Nuestra celebración eucarística de hoy, no es sólo cumplimiento admirable de aquella palabra profética: _“Yo mismo en persona buscaré a mis ovejas siguiendo su rastro”; es también anticipación misteriosa del encuentro definitivo con Cristo nuestro Rey: “Venid vosotros, benditos de mi Padre; heredad el reino preparado para vosotros desde la creación del mundo.

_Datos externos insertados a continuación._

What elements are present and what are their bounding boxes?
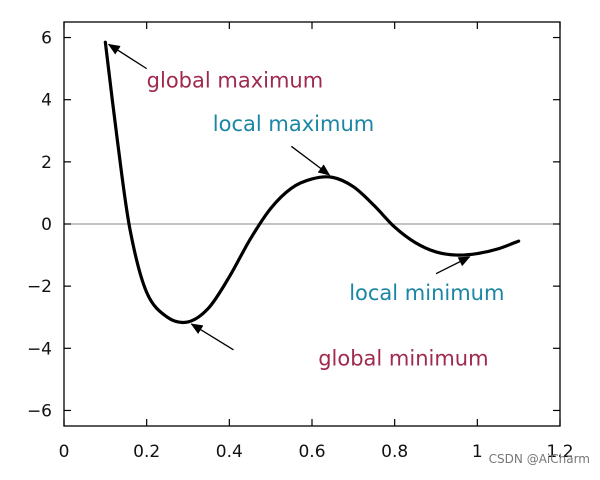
annotation-label: local minimum [349,281,504,305]
x-tick-label: 0.2 [133,442,160,462]
series-line [103,40,521,325]
y-tick-label: 4 [41,91,52,111]
y-tick-label: −6 [27,401,52,421]
watermark: CSDN @AiCharm [488,452,590,466]
x-tick-label: 1 [472,442,483,462]
annotation-label: global minimum [318,346,488,370]
y-tick-label: −2 [27,277,52,297]
annotation-arrow [290,145,331,176]
annotation-arrow [107,43,148,70]
annotation-label: local maximum [213,112,374,136]
annotation-arrow [435,256,471,275]
x-tick-label: 0.8 [381,442,408,462]
y-tick-label: −4 [27,339,52,359]
annotation-label: global maximum [147,68,324,92]
x-tick-label: 0.6 [298,442,325,462]
x-tick-label: 0 [59,442,70,462]
x-tick-label: 1.2 [546,442,573,462]
x-tick-label: 0.4 [216,442,243,462]
y-tick-label: 2 [41,153,52,173]
annotation-arrow [190,323,234,351]
y-tick-label: 6 [41,29,52,49]
y-tick-label: 0 [41,215,52,235]
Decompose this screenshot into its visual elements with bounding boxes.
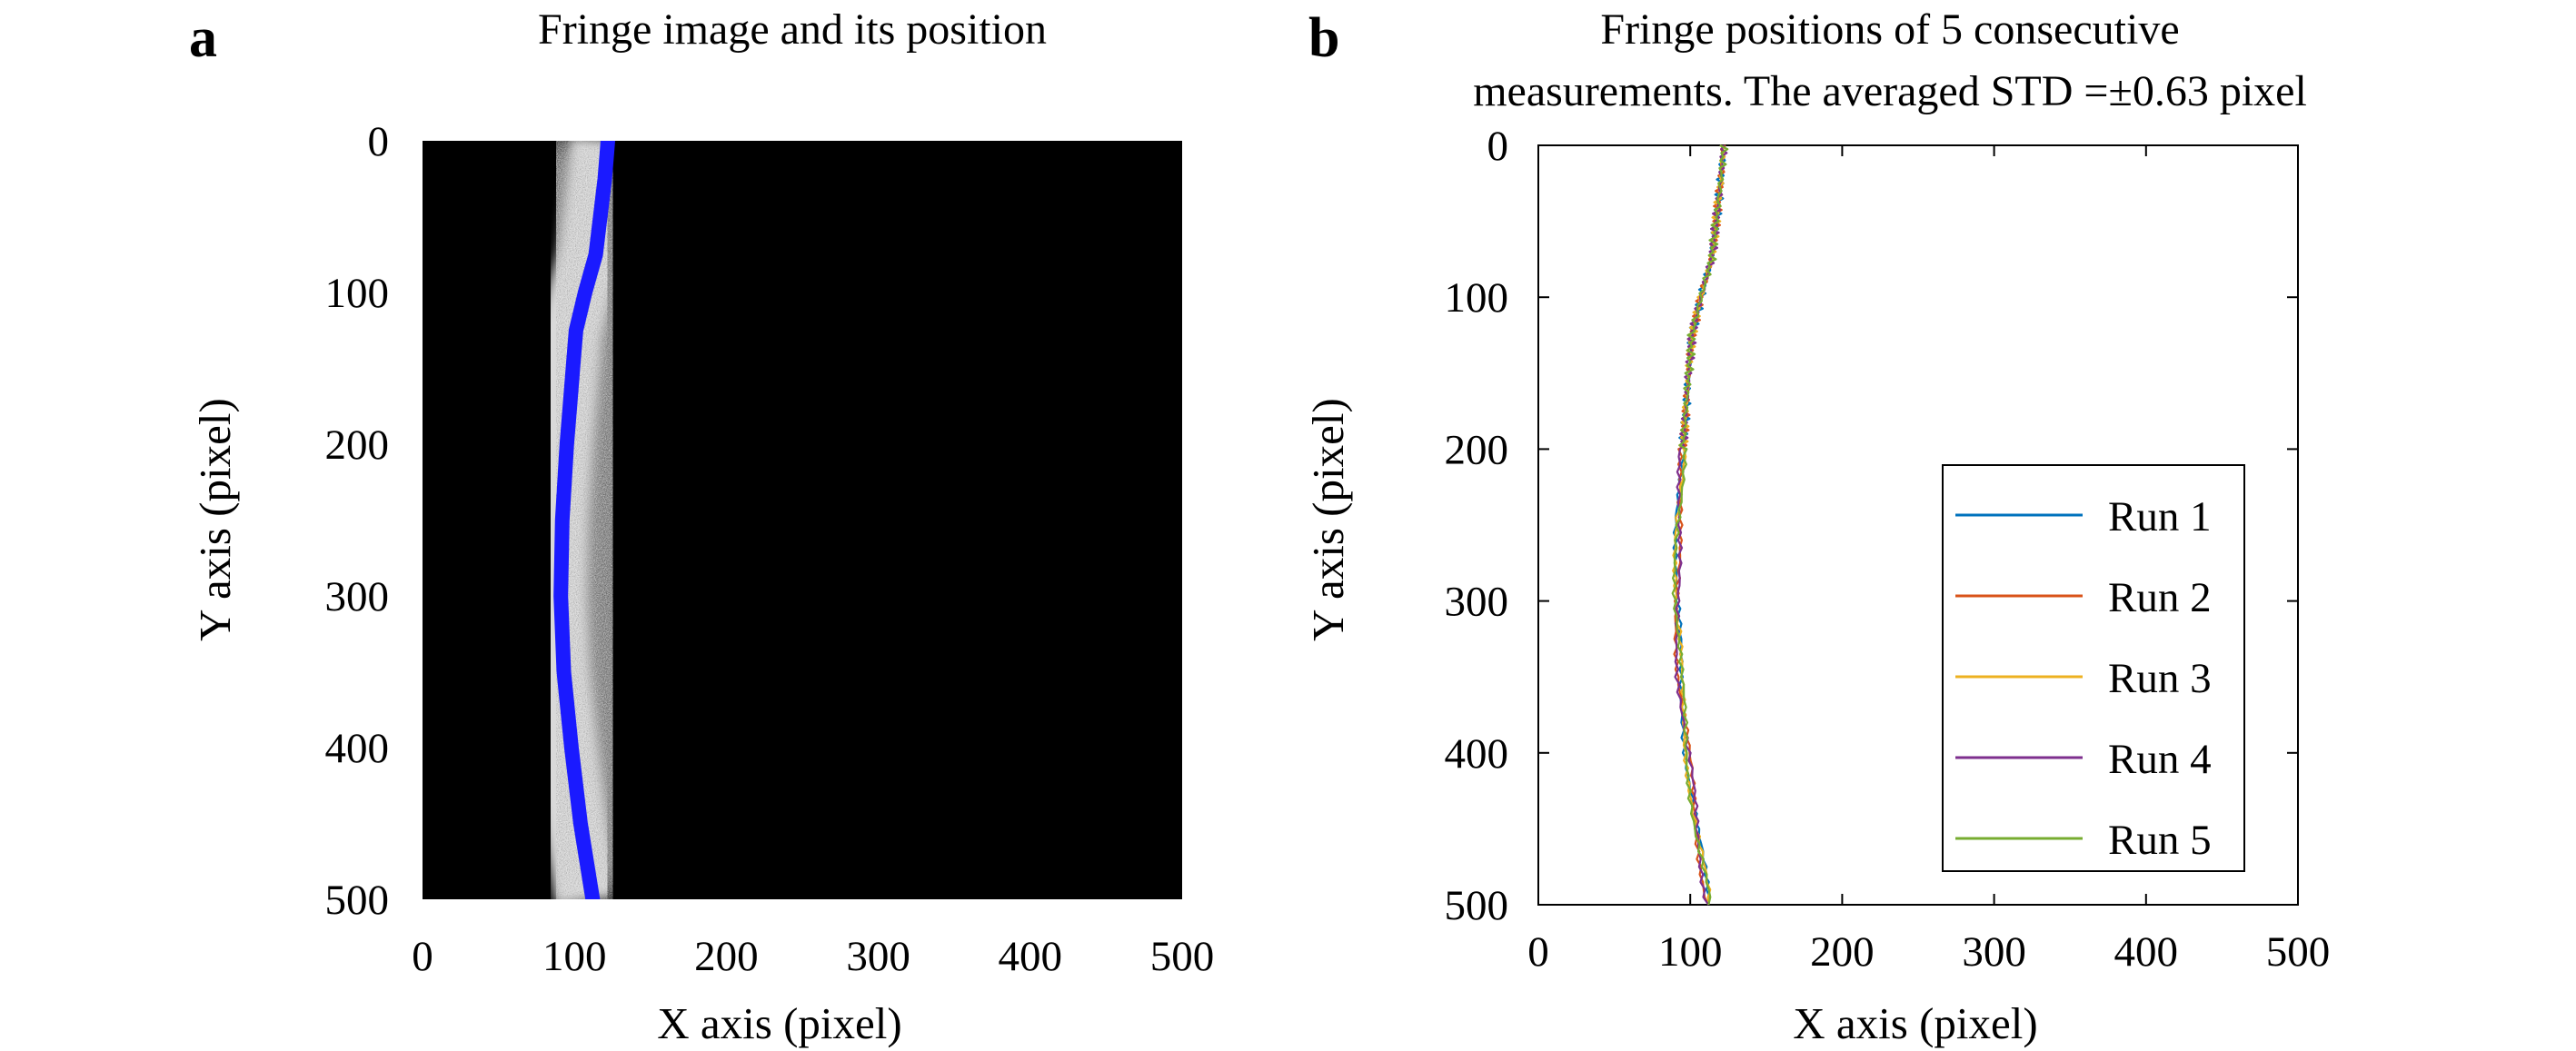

Porque tuve hambre y  me disteis de comer, tuve sed… fui forastero… estuve desnudo… estuve enfermo… estuve en la cárcel…”.
Dejemos que el Rey nos juzgue hoy en este sacramento, de modo que entremos un día en el reino que él preparó para la misericordia.

***
Y aunque sea abusar mucho de vuestra paciencia, hoy puede caber en esta reflexión un poema que escribí para orar agradecidos y contemplar admirados allí donde los soldados quitaron a Jesús los vestidos:

Señor de la majestad,
de poder y luz ceñido,
que al cielo diste vestido,
galas a la eternidad.
Tú adornas la oscuridad
con atavío de estrellas,
y al día prendas tan bellas
le entregas cuando amanece,
que más el cielo parece
que de tu cielo las huellas.

Quien de gloria vestir pudo
la flor silvestre, y al ave
le dio de plumaje suave,
ligero y fuerte, un escudo,
hoy por vestir al desnudo
nos entrega su vestido.
Sólo el amor ha podido
en un prodigio unir dos:
dejar desvalido a Dios
y abrigado al desvalido.


El Señor os dé la paz.
Tánger, 17 de noviembre de 2008.

Siempre en el corazón Cristo.


+ Fr. Santiago Agrelo Martínez
Arzobispo de Tánger






[1] Rainer M. Rilke, Los Apóstoles (1896). Hallé la cita en H. De Lubac, El drama del humanismo ateo (Madrid 2008).